Greenbickering, i contenziosi legali tra competitor aumenteranno?
Il fenomeno è strettamente legato al greenwashing: in Europa le comunicazioni di sostenibilità ambientale delle aziende sono ingannevoli nel 42% dei casi.
Viviamo in un’epoca di neologismi. Dopo il greenhushing (il silenzio verde di chi non vuole far conoscere i propri progressi ambientali), arriva anche il greenbickering. Il termine unisce le parole green (verde) e bickering (litigio, battibecco) in un nuovo concetto ben poco rassicurante. Il greenbickering si realizza quando un’azienda si attiva in ambito legale contro un suo competitor per concorrenza sleale, accusandolo di usare impropriamente la leva della sostenibilità ambientale per vendere di più. Esporsi sul green diventa quindi un’arma a doppio taglio?
I numeri sul greenwashing
Il dubbio è legittimo: se il greenwashing fosse tenuto un po’ a bada, e così anche l’attenzione mediatica che scatena, saremmo qui ad assistere a questo nuovo fenomeno, che presagisce derive legali preoccupanti?

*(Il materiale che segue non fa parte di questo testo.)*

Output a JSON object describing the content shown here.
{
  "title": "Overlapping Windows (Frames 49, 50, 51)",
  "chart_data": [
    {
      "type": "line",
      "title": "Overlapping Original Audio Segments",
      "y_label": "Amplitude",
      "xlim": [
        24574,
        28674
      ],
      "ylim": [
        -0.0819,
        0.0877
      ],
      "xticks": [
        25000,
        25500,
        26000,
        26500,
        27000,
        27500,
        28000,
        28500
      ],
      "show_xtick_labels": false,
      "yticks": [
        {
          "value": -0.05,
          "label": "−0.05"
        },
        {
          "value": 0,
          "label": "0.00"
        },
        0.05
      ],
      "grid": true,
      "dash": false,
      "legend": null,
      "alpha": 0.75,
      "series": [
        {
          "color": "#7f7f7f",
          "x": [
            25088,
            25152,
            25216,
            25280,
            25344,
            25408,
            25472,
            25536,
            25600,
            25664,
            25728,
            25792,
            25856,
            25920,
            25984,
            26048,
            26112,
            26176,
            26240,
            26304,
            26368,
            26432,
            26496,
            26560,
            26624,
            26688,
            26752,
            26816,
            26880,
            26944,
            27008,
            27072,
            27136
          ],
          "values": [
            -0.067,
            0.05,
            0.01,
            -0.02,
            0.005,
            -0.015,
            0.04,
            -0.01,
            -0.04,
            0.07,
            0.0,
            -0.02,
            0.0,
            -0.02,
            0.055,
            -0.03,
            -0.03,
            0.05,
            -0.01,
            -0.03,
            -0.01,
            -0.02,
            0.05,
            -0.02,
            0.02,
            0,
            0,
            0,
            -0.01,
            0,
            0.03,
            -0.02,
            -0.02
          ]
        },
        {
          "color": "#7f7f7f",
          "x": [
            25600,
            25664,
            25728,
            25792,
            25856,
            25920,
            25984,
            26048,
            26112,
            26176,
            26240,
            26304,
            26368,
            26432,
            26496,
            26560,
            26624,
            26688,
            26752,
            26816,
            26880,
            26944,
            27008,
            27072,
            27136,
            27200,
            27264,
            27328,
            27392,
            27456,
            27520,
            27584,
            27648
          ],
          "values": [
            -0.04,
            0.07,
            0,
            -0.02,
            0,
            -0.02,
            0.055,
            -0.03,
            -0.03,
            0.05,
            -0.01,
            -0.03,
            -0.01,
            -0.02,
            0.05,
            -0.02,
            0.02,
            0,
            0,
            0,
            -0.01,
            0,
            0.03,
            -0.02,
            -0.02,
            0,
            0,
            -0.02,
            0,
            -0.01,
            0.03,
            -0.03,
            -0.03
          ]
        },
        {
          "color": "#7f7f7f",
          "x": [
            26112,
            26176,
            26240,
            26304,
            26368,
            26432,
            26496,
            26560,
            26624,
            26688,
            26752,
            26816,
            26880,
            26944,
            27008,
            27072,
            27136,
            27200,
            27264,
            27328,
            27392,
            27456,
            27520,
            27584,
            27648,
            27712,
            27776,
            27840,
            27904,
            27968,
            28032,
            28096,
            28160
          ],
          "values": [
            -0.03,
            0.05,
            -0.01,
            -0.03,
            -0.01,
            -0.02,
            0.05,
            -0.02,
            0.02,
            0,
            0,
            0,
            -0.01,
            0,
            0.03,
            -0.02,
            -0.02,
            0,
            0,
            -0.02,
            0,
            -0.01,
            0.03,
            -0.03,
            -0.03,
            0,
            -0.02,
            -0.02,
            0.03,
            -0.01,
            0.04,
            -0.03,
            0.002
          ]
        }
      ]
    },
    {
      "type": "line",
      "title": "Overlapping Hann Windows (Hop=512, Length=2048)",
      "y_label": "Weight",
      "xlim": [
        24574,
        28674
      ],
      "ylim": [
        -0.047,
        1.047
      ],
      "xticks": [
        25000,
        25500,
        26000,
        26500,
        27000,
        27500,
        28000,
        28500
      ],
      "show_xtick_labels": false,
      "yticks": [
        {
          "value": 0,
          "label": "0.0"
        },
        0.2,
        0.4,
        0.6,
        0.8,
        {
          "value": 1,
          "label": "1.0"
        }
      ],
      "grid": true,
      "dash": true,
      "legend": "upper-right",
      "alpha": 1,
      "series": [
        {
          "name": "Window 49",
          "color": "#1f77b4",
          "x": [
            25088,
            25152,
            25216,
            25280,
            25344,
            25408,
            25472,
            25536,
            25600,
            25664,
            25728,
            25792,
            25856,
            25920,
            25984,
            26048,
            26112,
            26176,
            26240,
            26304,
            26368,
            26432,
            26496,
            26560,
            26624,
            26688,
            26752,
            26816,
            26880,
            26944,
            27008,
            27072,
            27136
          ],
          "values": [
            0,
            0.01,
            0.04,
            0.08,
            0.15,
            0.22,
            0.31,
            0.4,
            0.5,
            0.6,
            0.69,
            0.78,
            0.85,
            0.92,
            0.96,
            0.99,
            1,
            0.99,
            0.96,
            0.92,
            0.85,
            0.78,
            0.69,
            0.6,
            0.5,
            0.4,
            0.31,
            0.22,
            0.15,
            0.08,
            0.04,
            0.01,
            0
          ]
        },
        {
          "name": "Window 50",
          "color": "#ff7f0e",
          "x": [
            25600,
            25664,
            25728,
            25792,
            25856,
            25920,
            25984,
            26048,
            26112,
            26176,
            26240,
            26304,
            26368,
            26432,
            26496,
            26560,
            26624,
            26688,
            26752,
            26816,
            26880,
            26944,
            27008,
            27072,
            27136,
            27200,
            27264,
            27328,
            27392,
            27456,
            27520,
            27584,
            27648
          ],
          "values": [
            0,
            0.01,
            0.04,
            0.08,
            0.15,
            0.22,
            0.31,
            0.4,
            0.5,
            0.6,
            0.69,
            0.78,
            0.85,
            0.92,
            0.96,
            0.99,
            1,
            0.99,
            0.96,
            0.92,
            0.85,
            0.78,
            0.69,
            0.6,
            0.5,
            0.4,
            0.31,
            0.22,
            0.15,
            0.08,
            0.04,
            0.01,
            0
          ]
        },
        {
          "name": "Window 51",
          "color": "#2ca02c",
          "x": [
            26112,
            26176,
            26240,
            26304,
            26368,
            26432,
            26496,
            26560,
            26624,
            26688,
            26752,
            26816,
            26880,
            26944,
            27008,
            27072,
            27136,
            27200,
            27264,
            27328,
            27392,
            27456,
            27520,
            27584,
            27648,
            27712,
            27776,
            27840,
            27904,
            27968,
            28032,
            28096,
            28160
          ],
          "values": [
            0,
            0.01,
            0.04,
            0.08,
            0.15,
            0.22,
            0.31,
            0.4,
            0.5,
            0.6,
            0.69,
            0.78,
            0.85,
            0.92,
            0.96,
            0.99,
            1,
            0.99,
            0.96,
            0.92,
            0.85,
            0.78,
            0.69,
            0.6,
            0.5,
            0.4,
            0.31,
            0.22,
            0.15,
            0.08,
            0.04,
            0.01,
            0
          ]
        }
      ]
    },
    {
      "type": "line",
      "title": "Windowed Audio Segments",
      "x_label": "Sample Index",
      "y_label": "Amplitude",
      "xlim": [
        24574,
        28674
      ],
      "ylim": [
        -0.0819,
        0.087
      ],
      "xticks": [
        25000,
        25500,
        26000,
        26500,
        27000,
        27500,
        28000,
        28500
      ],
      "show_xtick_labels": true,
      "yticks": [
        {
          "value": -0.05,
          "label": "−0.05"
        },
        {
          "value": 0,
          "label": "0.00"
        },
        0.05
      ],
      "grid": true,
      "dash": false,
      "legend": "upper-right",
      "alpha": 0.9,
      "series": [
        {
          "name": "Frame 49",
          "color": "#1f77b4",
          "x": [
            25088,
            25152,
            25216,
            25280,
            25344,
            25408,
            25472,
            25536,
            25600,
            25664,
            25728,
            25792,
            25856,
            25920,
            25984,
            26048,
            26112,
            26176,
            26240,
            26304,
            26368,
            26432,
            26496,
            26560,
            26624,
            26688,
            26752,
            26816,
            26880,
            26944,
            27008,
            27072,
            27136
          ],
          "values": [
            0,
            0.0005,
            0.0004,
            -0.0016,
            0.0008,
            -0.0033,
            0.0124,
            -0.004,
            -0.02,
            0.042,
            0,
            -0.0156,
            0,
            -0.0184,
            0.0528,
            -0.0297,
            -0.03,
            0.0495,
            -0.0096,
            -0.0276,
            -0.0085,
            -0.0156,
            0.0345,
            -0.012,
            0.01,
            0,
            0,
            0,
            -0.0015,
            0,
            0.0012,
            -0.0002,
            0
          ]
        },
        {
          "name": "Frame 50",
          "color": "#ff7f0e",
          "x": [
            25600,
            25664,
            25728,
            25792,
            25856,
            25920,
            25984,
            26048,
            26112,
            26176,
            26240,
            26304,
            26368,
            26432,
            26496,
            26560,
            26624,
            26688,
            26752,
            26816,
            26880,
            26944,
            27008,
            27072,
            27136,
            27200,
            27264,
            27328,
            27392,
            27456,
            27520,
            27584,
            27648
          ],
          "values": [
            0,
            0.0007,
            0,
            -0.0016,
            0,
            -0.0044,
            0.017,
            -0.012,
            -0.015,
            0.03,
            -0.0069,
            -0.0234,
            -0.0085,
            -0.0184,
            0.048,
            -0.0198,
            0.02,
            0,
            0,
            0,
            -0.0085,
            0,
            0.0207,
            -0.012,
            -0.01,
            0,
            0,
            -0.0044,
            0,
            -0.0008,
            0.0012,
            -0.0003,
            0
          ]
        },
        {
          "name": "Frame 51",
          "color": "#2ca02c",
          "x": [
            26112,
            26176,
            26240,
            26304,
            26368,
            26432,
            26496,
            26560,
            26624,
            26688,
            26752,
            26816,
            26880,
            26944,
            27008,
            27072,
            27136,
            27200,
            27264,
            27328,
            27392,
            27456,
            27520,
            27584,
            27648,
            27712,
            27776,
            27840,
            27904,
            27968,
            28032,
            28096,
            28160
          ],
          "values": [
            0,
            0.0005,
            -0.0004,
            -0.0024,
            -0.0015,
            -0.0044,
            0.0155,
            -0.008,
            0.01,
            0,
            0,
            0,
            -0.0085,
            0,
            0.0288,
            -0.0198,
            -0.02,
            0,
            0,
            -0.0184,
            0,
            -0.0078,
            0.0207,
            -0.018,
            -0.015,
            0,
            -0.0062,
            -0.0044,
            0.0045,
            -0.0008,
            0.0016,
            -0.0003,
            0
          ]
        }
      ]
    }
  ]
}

Un’indagine della Commissione europea, delle autorità nazionali di tutela dei consumatori insieme ad altre autorità internazionali, sotto il coordinamento della Ipcen (Consumer Protection and Enforcement Network), ha sottolineato come nel 42% dei casi le autorità abbiano ritenuto ingannevoli e non veritiere le comunicazioni green. In questo contesto, in oltre il 50% dei casi le aziende non hanno dato ai consumatori informazioni sufficienti per valutare quanto comunicato in materia di sostenibilità. Nel 37% il claim conteneva formulazioni generiche e vaghe, come “eco” e nel 59% dei casi non venivano esplicitati elementi a supporto di quanto dichiarato. Questi dati rendono bene il quadro: fare greenwashing non significa solo dare informazioni false, ma anche fornire comunicazioni incomplete, fuori di contesto, non verificate né verificabili.
La reazione dell’UE
Pochi mesi fa il Parlamento Europeo ha approvato la proposta di direttiva sulla responsabilizzazione dei consumatori per la transizione verde. Si tratterebbe di un pacchetto di nuove norme per migliorare l’etichettatura e la durabilità dei prodotti e mettere un freno alle dichiarazioni ingannevoli. L’obiettivo è aiutare i consumatori a fare scelte consapevoli e rispettose dell’ambiente, incoraggiando le aziende a offrire loro prodotti più durevoli e sostenibili e ad adottare una comunicazione più trasparente e corretta. Fare greenwashing, per fortuna, diventerà sempre più difficile.
Dal greenwashing al greenbickering: non stiamo dimenticando qualcosa?
Rafforzare la normativa, bene. Far crescere consapevolezza tra cittadini e consumatori, ottimo. Richiedere informazioni sempre più strutturate, comparabili, puntuali e trasparenti, fondamentale per migliorare il livello generale della comunicazione della sostenibilità. Tutto benissimo, ma quando si parla di greenwashing – e delle sue progenie come greenhushing e greenbickering – ci si dimentica sempre di un aspetto tutt’altro che secondario. Comunicare in modo ingannevole i temi di sostenibilità ambientale non è sempre e solo frutto di una tattica truffaldina, di una scelta consapevole di ingannare. Spesso, le aziende che cadono nel greenwashing lo fanno in maniera inconsapevole: mancano le competenze rispetto ai temi di sostenibilità, una certa formazione anche in ambito comunicativo, una visione strategica che sappia coniugare piani, obiettivi e risultati in un quadro coerente.
Quindi bene reagire di fronte alla comunicazione imprecisa e scorretta – anche a livello legale, come nel caso del greenbickering – ma senza una parallela azione di diffusione culturale e un rafforzamento delle conoscenze e delle competenze il greenwashing è qui per rimanere.